NASCAR’s ‘Field of Dreams’ turns into reality this weekend

Tuesday, May 16, 2023
Above: Three NASCAR Cup cars testing at North Wilkesboro this past March, with construction still being done to the historic speedway. NASCAR will return to North Wilkesboro Speedway for the NASCAR All Star Race this weekend for the first time in 27 years.
Submitted Photo

When the MLB started the “Field of Dreams’ game back in 2021, it was something unique to sports. In the middle of nowhere up in Iowa, two Major League teams battled it out for the love of the game. Now what if I told you that NASCAR will be conducting their own version of that very thing?

North Wilkesboro Speedway, which is located in Wilkes County, N.C. up in the Appalachian Mountains, was a staple of NASCAR history back in the day. From 1949 to 1996, it hosted at least two events on the NASCAR Cup Series calendar, until replaced by Texas Motor Speedway and New Hampshire Motor Speedway to expand NASCAR’s market.

Its last race, the 1996 Tyson Holly Farms 400 on Sunday September 29., was won by NASCAR legend Jeff Gordon - his only win at the historic venue. The somber day left longtime fans wondering if NASCAR would ever return to Wilkes County, and if there would ever be racing at North Wilkesboro ever again.

After several failed attempts to reopen the historic speedway, it was none other than Dale Earnhardt Jr. and his friends at iRacing that got the ball moving. Jr and iRacing cleaned up North Wilkesboro back in December of 2019 to scan the track for the iRacing servers, to have the sacred track online incase it would ever go away. After the clean up, they realized it isn’t too late to save the abandoned track.

In April of 2022, it was announced that Speedway Motorsports Inc. (SMI), the owners of North Wilkesboro Speedway, would repair the track in preparations of local racing for the summer of 2022, and plans to rip the old asphalt out to host dirt racing, with plans of repaving in the spring of 2023.

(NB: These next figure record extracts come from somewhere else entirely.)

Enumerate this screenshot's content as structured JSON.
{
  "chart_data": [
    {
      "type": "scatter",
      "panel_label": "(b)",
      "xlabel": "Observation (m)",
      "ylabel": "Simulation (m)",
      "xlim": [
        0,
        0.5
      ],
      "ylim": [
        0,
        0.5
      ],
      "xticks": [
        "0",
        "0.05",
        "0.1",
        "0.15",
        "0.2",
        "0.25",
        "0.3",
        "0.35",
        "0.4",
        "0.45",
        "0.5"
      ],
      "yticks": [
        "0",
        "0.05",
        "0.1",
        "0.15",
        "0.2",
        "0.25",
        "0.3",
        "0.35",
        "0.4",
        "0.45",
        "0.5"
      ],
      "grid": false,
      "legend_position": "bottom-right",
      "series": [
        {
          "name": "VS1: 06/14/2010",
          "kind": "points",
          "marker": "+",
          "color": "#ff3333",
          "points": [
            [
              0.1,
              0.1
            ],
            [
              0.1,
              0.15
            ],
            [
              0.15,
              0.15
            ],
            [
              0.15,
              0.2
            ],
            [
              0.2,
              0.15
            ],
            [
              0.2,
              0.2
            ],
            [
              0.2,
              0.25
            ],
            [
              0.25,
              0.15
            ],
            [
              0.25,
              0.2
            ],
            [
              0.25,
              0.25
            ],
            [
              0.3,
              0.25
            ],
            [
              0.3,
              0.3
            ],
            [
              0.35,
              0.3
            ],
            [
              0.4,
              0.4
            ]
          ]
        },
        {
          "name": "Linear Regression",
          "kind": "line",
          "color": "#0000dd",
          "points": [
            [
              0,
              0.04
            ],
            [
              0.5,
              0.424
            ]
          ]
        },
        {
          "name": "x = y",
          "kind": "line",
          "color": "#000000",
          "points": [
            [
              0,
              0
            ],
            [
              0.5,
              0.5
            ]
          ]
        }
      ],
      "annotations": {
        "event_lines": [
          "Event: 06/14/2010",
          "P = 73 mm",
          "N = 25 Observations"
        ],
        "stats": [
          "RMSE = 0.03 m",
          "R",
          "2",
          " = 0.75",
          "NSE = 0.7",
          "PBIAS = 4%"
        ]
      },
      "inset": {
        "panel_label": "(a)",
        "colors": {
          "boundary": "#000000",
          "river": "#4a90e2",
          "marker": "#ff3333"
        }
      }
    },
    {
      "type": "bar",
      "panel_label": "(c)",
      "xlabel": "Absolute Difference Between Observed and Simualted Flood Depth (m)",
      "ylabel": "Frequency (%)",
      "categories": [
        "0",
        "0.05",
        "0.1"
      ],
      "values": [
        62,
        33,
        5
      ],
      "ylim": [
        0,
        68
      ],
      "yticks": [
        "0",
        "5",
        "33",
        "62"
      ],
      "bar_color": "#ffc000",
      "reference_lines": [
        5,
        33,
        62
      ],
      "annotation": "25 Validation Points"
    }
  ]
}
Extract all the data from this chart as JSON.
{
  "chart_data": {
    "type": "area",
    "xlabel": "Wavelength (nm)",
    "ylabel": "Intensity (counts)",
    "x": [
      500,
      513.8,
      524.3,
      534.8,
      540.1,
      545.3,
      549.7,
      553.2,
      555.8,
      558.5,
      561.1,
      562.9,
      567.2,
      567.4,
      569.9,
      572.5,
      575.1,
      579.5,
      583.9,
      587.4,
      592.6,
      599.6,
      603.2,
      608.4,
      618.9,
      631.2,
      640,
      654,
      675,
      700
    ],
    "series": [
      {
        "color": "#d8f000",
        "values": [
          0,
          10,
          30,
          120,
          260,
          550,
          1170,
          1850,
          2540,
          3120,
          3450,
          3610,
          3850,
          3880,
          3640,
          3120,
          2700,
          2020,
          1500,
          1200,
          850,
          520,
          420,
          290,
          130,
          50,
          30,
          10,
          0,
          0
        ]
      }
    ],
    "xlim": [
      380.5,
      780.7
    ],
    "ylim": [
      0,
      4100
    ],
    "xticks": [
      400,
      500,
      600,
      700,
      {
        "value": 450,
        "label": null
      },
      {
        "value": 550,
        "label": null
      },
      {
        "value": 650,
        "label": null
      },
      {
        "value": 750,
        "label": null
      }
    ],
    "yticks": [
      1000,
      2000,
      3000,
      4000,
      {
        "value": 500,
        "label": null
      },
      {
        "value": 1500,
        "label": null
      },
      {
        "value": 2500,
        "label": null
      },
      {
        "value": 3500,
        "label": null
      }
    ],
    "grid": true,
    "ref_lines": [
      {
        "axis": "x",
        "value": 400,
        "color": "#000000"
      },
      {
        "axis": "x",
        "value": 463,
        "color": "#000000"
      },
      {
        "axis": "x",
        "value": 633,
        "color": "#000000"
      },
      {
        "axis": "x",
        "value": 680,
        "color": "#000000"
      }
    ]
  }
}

That plan went well until September of ‘22, when it was announced the dirt races were canceled. While some were worried that the track would close again, that was farther from the truth. In late September of ‘22, SMI and NASCAR announced that North Wilkesboro would host the 2023 NASCAR All Star race in May of 2023, with the original surface intact.

Now that race is just a few days away, and the All Star event has had more buzz around it than ever before. The days of NASCAR replacing historic tracks for unpopular speedways in major cities are now officially over, and days of stock car racing in Wilkes County are back and better than ever.

So why should you, the casual reader of the Katchin’ Up with Kaleb column, care about a race nowhere near Vernon County? Because this major feat has never been done before. Never in the history of sports has a league/organization abandoned a region of passionate fans/historic venue, to come back and host once again.

A track, once left to rot and be covered by earth, is back in action this weekend. A track once considered “a fantasy to come back” has now made its way into reality once again. A new generation of cars will race on a track with a historic past, in a season where NASCAR will race in the big city streets of Chicago as well as the small hick towns of North Carolina. Many race fans' dreams came true. Racing at North Wilkesboro is back.

You can catch the action at North Wilkesboro Speedway this Sunday evening at 7 p.m. Central on FS1, MRN, and SiriusXM NASCAR Radio.